From the desrciption so far it sounds like the whole process could be written as

self.middlewares.iter().map(|m| m.execute()).collect::<Result<Vec<_>>>()

which would run through the middlewares, stopping as soon as one returns Err. (it will also produce a Vec; I kind of wish we had some sort of "Iterator /dev/null")

I would argue that for loops and the new for_each iterator methods are quite effective as far as Iterator /dev/null go.

On the other hand, this still does not address the OP's latest request. @Dgame, can you provide an example of a situation where you would really want middleware N to have access to middleware N+1?

Not in Rust I fear. But I can tell you. In some occasions we have to give some data from Middleware A to Middleware B. Originally that was not planned, but reality is always against theory.

We want to change this fact and use the Bundle as, well, Data-Bundle, but that is work in progress, therefore we need a working solution which can be looped.

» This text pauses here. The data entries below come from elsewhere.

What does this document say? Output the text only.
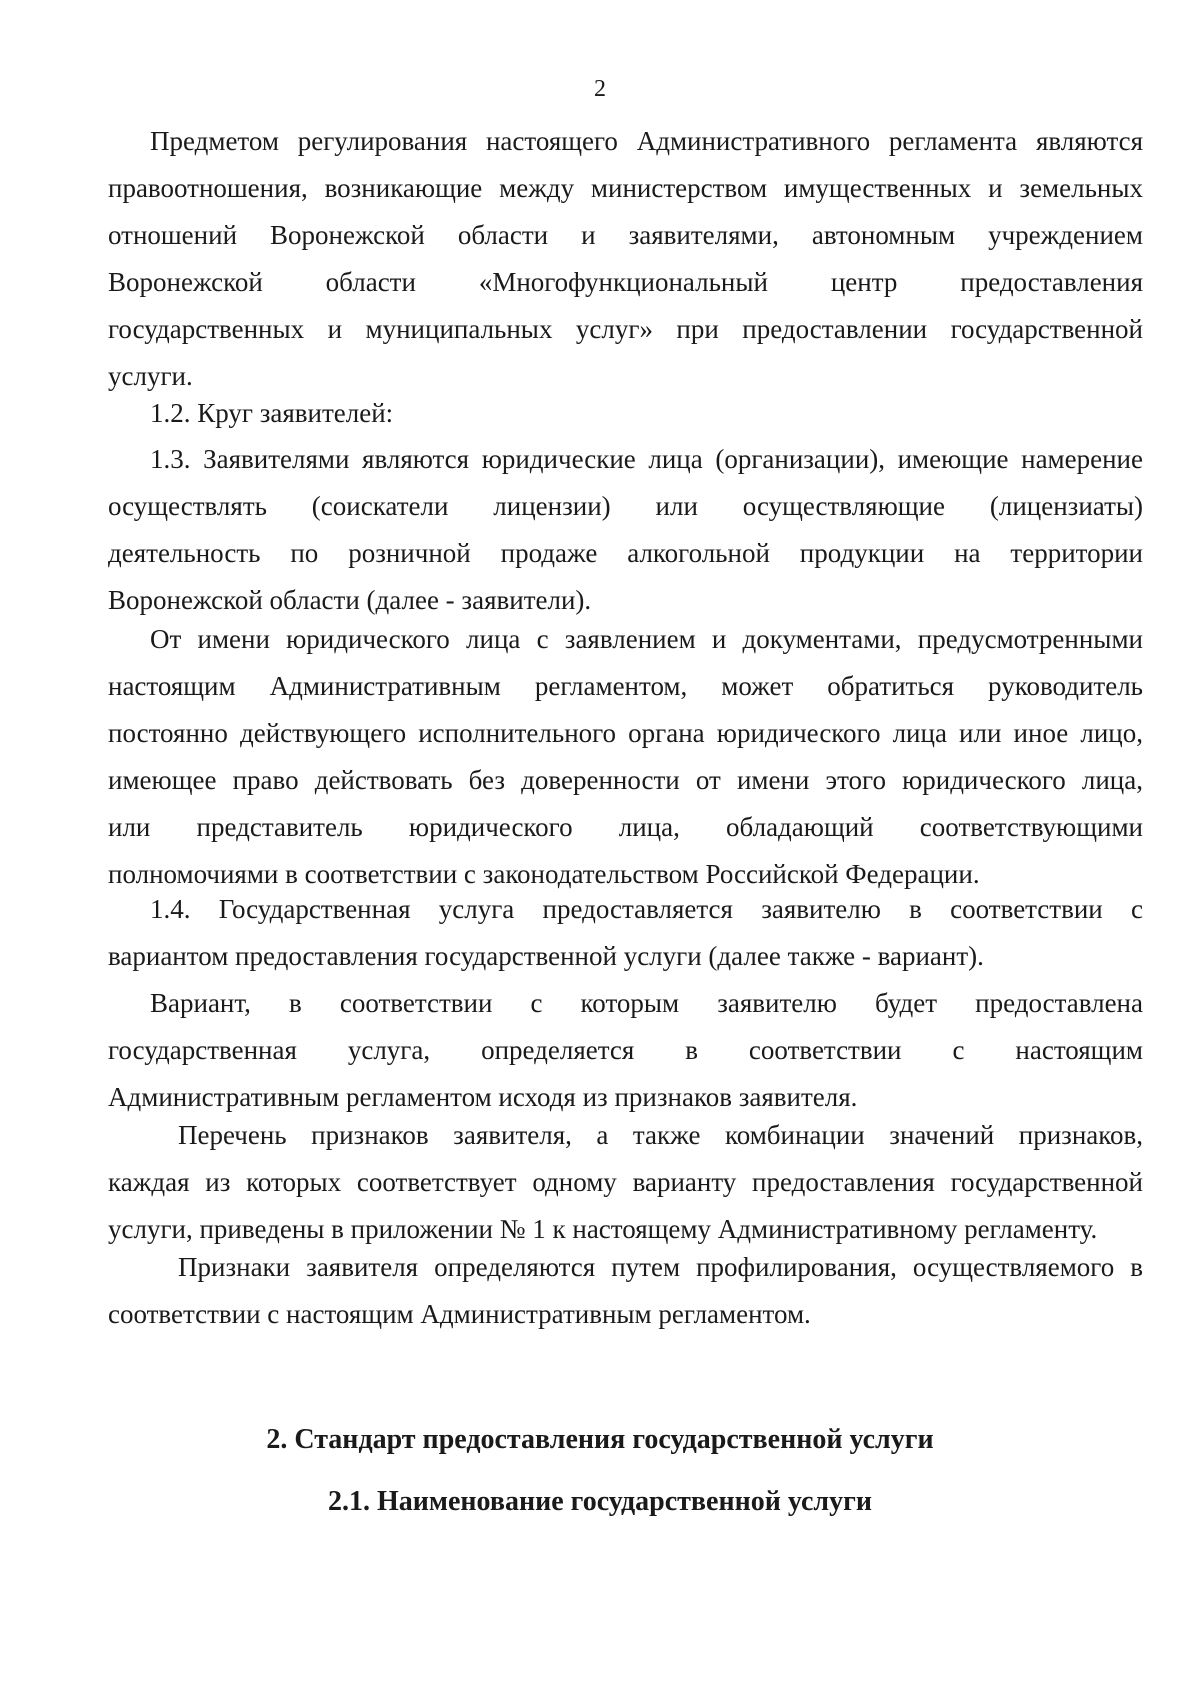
2
Предметом регулирования настоящего Административного регламента являются
правоотношения, возникающие между министерством имущественных и земельных
отношений Воронежской области и заявителями, автономным учреждением
Воронежской области «Многофункциональный центр предоставления
государственных и муниципальных услуг» при предоставлении государственной
услуги.
1.2. Круг заявителей:
1.3. Заявителями являются юридические лица (организации), имеющие намерение
осуществлять (соискатели лицензии) или осуществляющие (лицензиаты)
деятельность по розничной продаже алкогольной продукции на территории
Воронежской области (далее - заявители).
От имени юридического лица с заявлением и документами, предусмотренными
настоящим Административным регламентом, может обратиться руководитель
постоянно действующего исполнительного органа юридического лица или иное лицо,
имеющее право действовать без доверенности от имени этого юридического лица,
или представитель юридического лица, обладающий соответствующими
полномочиями в соответствии с законодательством Российской Федерации.
1.4. Государственная услуга предоставляется заявителю в соответствии с
вариантом предоставления государственной услуги (далее также - вариант).
Вариант, в соответствии с которым заявителю будет предоставлена
государственная услуга, определяется в соответствии с настоящим
Административным регламентом исходя из признаков заявителя.
Перечень признаков заявителя, а также комбинации значений признаков,
каждая из которых соответствует одному варианту предоставления государственной
услуги, приведены в приложении № 1 к настоящему Административному регламенту.
Признаки заявителя определяются путем профилирования, осуществляемого в
соответствии с настоящим Административным регламентом.
2. Стандарт предоставления государственной услуги
2.1. Наименование государственной услуги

Is that data from Middleware A to Middleware B solely about feeling the latter's execute() method? If so, you could make Middleware::execute() return something like this:

struct MiddlewareOutcome {
    bundle: Box<B>,
    runNextMiddleware: bool,
}

The executor would check the flag. If it's false, the processing is complete and the bundle is returned. If it's true, the next middleware is invoked with the bundle as a parameter. In other words, you would have something like...

let mut bundle = /* ... initial value ... */;
for middleware in self.middlewares {
    let outcome = middleware.execute(bundle);
    bundle = outcome.bundle;
    if !outcome.runNextMiddleware { break; }
}

Assuming .execute() returns Result<()>, I think this will soon be .collect::<Result<()>>():

(I also want to add a self.middlewares.iter().try_foreach(|m| m.execute()); to go with the new try_fold methods.)

If you can’t (or don’t want to) make it work with static borrow checking, then you can use interior mutability; use RefCell to borrow mutably dynamically and remove &mut‘ in favor of &‘ for places where you’re currently trying to borrow something mutably that’s already borrowed.

Keep in mind that if you violate the borrow rules dynamically, the RefCell will panic.

How would that looks like? Can you give me a short example?